ÖPNV-Frage spitzt sich in Nordhausen zu: OB wirft Landrat Fehlinformation vor

Nordhausen.  Eine hitzige Debatte wird im Nordhäuser Stadtrat um die Übertragung des Personennahverkehrs geführt: Rathaus will Variantenvergleich einholen.

Wer betreibt in den kommenden Jahren den Öffentlichen Personennahverkehr?

Wer betreibt in den kommenden Jahren den Öffentlichen Personennahverkehr?

Foto: Marco Kneise

Harsche Kritik an Landrat Matthias Jendricke (SPD) äußerte jetzt Nordhausen Oberbürgermeister Kai Buchmann (parteilos). Stein des Anstoßes: Jendrickes Äußerungen über eine mögliche Abgabe des Öffentlichen Nahverkehrs (ÖPNV) von der Stadt an den Landkreis, der dies als Pflichtaufgabe übernehmen müsste. Gegenüber unserer Zeitung hatte der Kreischef gesagt, dass zwischen 2021 und 2027 EFRE-Fördermittel fließen sollen, für die bis Monatsende Projekte angemeldet werden müssten. Das tue die Kreisverwaltung, unter anderem für die von Jendricke erträumte neue Tramlinie 20.

Allein: Nach Informationsstand der Stadtverwaltung existieren die verlautbarten Fördertöpfe nicht. Laut Infrastrukturministerium gebe es noch keinen EU-Finanzrahmen für diese Zeitspanne und somit auch keine EFRE-Programme. „Der Termin ist geschossen. Da kann ich kaum an mich halten“, schimpfte Buchmann. Ohne dies explizit zu sagen, bezichtigt er den Landrat damit letztlich der Lüge. Beim Infrastrukturministerium war am Mittwochabend niemand mehr zu erreichen, um den Wahrheitsgehalt beider Aussagen zu prüfen. Buchmanns Ansicht nach wolle da wohl jemand den Stadtrat vor seiner Entscheidung verunsichern, kritisierte der OB den Landrat, ohne überhaupt seinen Namen zu nennen.

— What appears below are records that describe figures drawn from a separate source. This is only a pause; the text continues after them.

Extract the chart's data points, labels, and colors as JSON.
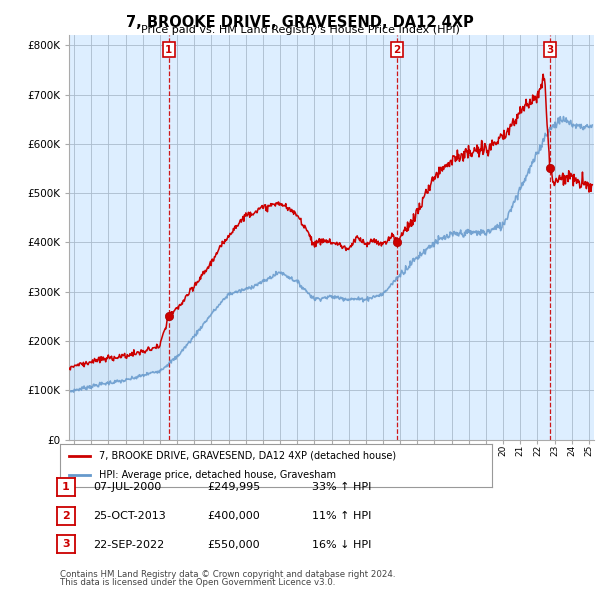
{
  "title": "7, BROOKE DRIVE, GRAVESEND, DA12 4XP",
  "subtitle": "Price paid vs. HM Land Registry's House Price Index (HPI)",
  "background_color": "#ffffff",
  "plot_bg_color": "#ddeeff",
  "grid_color": "#bbccdd",
  "line1_color": "#cc0000",
  "line2_color": "#6699cc",
  "fill_color": "#cce0f5",
  "transactions": [
    {
      "num": 1,
      "date_x": 2000.52,
      "price": 249995,
      "date_str": "07-JUL-2000",
      "price_str": "£249,995",
      "pct_str": "33% ↑ HPI"
    },
    {
      "num": 2,
      "date_x": 2013.82,
      "price": 400000,
      "date_str": "25-OCT-2013",
      "price_str": "£400,000",
      "pct_str": "11% ↑ HPI"
    },
    {
      "num": 3,
      "date_x": 2022.73,
      "price": 550000,
      "date_str": "22-SEP-2022",
      "price_str": "£550,000",
      "pct_str": "16% ↓ HPI"
    }
  ],
  "legend_line1": "7, BROOKE DRIVE, GRAVESEND, DA12 4XP (detached house)",
  "legend_line2": "HPI: Average price, detached house, Gravesham",
  "footer1": "Contains HM Land Registry data © Crown copyright and database right 2024.",
  "footer2": "This data is licensed under the Open Government Licence v3.0.",
  "ylim": [
    0,
    820000
  ],
  "xlim_start": 1994.7,
  "xlim_end": 2025.3,
  "yticks": [
    0,
    100000,
    200000,
    300000,
    400000,
    500000,
    600000,
    700000,
    800000
  ],
  "ytick_labels": [
    "£0",
    "£100K",
    "£200K",
    "£300K",
    "£400K",
    "£500K",
    "£600K",
    "£700K",
    "£800K"
  ],
  "hpi_keypoints": [
    [
      1994.7,
      97000
    ],
    [
      1995,
      100000
    ],
    [
      1996,
      108000
    ],
    [
      1997,
      115000
    ],
    [
      1998,
      120000
    ],
    [
      1999,
      130000
    ],
    [
      2000,
      140000
    ],
    [
      2001,
      168000
    ],
    [
      2002,
      210000
    ],
    [
      2003,
      255000
    ],
    [
      2004,
      295000
    ],
    [
      2005,
      305000
    ],
    [
      2006,
      320000
    ],
    [
      2007,
      340000
    ],
    [
      2008,
      320000
    ],
    [
      2009,
      285000
    ],
    [
      2010,
      290000
    ],
    [
      2011,
      285000
    ],
    [
      2012,
      285000
    ],
    [
      2013,
      295000
    ],
    [
      2014,
      335000
    ],
    [
      2015,
      370000
    ],
    [
      2016,
      400000
    ],
    [
      2017,
      415000
    ],
    [
      2018,
      420000
    ],
    [
      2019,
      420000
    ],
    [
      2020,
      435000
    ],
    [
      2021,
      510000
    ],
    [
      2022,
      580000
    ],
    [
      2022.5,
      620000
    ],
    [
      2023,
      640000
    ],
    [
      2023.5,
      650000
    ],
    [
      2024,
      640000
    ],
    [
      2024.5,
      635000
    ],
    [
      2025,
      635000
    ]
  ],
  "red_keypoints": [
    [
      1994.7,
      145000
    ],
    [
      1995,
      150000
    ],
    [
      1996,
      158000
    ],
    [
      1997,
      165000
    ],
    [
      1998,
      170000
    ],
    [
      1999,
      178000
    ],
    [
      2000,
      190000
    ],
    [
      2000.52,
      249995
    ],
    [
      2001,
      265000
    ],
    [
      2002,
      310000
    ],
    [
      2003,
      360000
    ],
    [
      2004,
      415000
    ],
    [
      2005,
      455000
    ],
    [
      2006,
      470000
    ],
    [
      2007,
      480000
    ],
    [
      2008,
      455000
    ],
    [
      2008.5,
      430000
    ],
    [
      2009,
      395000
    ],
    [
      2009.5,
      405000
    ],
    [
      2010,
      400000
    ],
    [
      2010.5,
      395000
    ],
    [
      2011,
      385000
    ],
    [
      2011.5,
      410000
    ],
    [
      2012,
      395000
    ],
    [
      2012.5,
      405000
    ],
    [
      2013,
      395000
    ],
    [
      2013.5,
      415000
    ],
    [
      2013.82,
      400000
    ],
    [
      2014,
      410000
    ],
    [
      2015,
      460000
    ],
    [
      2016,
      535000
    ],
    [
      2017,
      570000
    ],
    [
      2018,
      580000
    ],
    [
      2019,
      590000
    ],
    [
      2020,
      610000
    ],
    [
      2021,
      665000
    ],
    [
      2022,
      700000
    ],
    [
      2022.4,
      740000
    ],
    [
      2022.73,
      550000
    ],
    [
      2023,
      520000
    ],
    [
      2023.5,
      535000
    ],
    [
      2024,
      530000
    ],
    [
      2024.5,
      520000
    ],
    [
      2025,
      515000
    ]
  ]
}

Verunsichert wirkte der Stadtrat tatsächlich. Der Tagesordnungspunkt über die Aufgabenträgerschaft wurde zwar nach Druckschluss unserer Zeitung diskutiert. Doch bereits in ihren Anträgen und Anfragen zeigten sich die Fraktionen skeptisch. CDU-Fraktionschef Steffen Iffland will vor einer Entscheidung erst einen Vertrag zwischen Landratsamt und Rathaus sehen. „Sie wollen mich vertraglich verpflichten, dass sich mit Landrat Jendricke am Tisch sitze? Was soll ich denn mit dem Mann reden? Das ist eine Entscheidung des Stadtrates“, schimpfte Buchmann abermals. Er könne doch den Beschluss des Stadtrates nicht vorwegnehmen und verhandeln.

Aber auch Andreas Wieninger (SPD) will die Auswirkungen der Übertragung genau aufgezeigt bekommen. „Mir gefällt an dem Thema schon nicht, dass da Landrat und Oberbürgermeister nicht an einen Tisch finden. Die Stadträte werden so zum Demel gemacht“, klagte der AfD-Fraktionsvorsitzende Jörg Prophet. Er beantragte schließlich einen Variantenvergleich für eine ÖPNV-Übertragung. Prophets Antrag nach soll der vor allem eine mögliche Entwicklung des städtischen Haushalts im Fall der Fälle aufzeigen.

Der Oberbürgermeister war vorbereitet auf den Antrag und hatte schon Kostenangebote externer Firmen für ein solches Gutachten eingeholt. Die Stadträte genehmigten ihm das Einholen einer solchen Studie für maximal 30.000 Euro.

Ende des Monats will sich ein Sonder-Stadtentwicklungsausschuss weiter zum Thema austauschen.